The user device 102 may also include a media output component 310 for presenting information to a user of the user device. Media output component 310 may be any component capable of conveying information to a user. For example, the media output component 310 can include a screen on a kiosk, a cell phone, personal computer, tablet etc. In some embodiments, media output component 310 may include an output adapter such as a video adapter and/or an audio adapter. An output adapter may be operatively coupled to processor 304 and operatively couplable to an output device such as a display device, a liquid crystal display (LCD), organic light emitting diode (OLED) display, or “electronic ink” display, or an audio output device, a speaker or headphones, or similar display devices.
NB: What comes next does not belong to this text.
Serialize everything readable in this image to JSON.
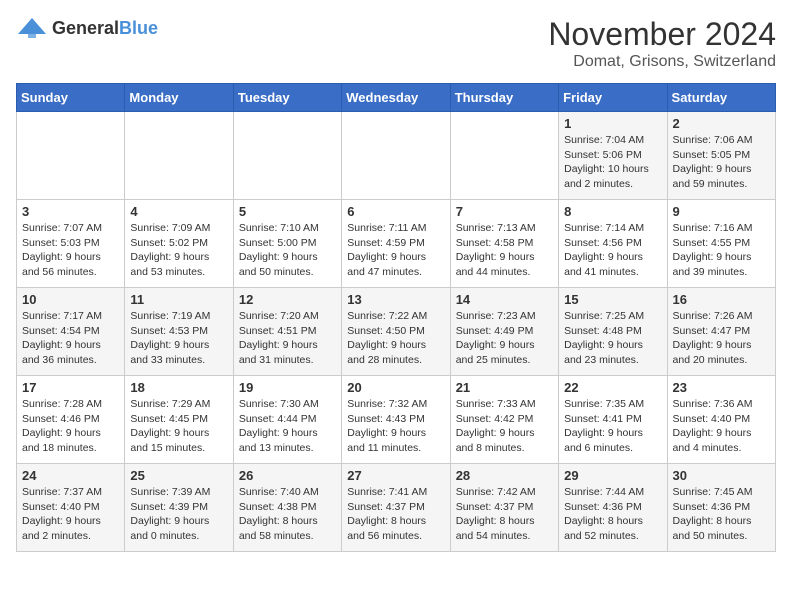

The user device 102 may further include an audio input 311 for receiving input from audio sources (e.g., audio sources 124-126). The audio input 311 may include a microphone, or other audio receiver configured to receive sound waves. For example, the microphone could be a condenser microphone, dynamic microphone, piezoelectric microphone, or other microphone used to capture voice. Although not shown, the user device 102 may include, for example, a keyboard, a pointing device, a mouse, a stylus, a touch sensitive panel, a touch pad, a touch screen, a gyroscope, an accelerometer, a position detector, or an audio input device. The user device 102 may further include a touch screen that may function as both an output and input of the user device 102. The user device 102 may also include a communication interface, which may be communicatively connected to cloud server 243. As seen further in
The user device 102 may also include a user interface that may include, among other possibilities, a web browser and client application. Web browsers enable users, such as speaker 124 to display and interact with media and other information typically embedded on a web page or a website. In one configuration, the application allows users of the user device to interact with a server (e.g., server 233). The application may include a web application hosted on a cloud server 243, the web application accessed via the application, or web browser of the user device 102.
In some embodiments, enhanced file size compression can be accomplished in conjunction with the multichannel processing described herein. For example, in some embodiments the multichannel processing can be applied to enhance an audio file that has already been compressed using a compression standard such as, for example, MP3. After applying the multichannel processing described herein, the file can then be compressed again using a compression algorithm (e.g., MP3 again). Because the multichannel processing described herein can enhance the sound without adding data back into the system, the content can tolerate the second compression without undue loss.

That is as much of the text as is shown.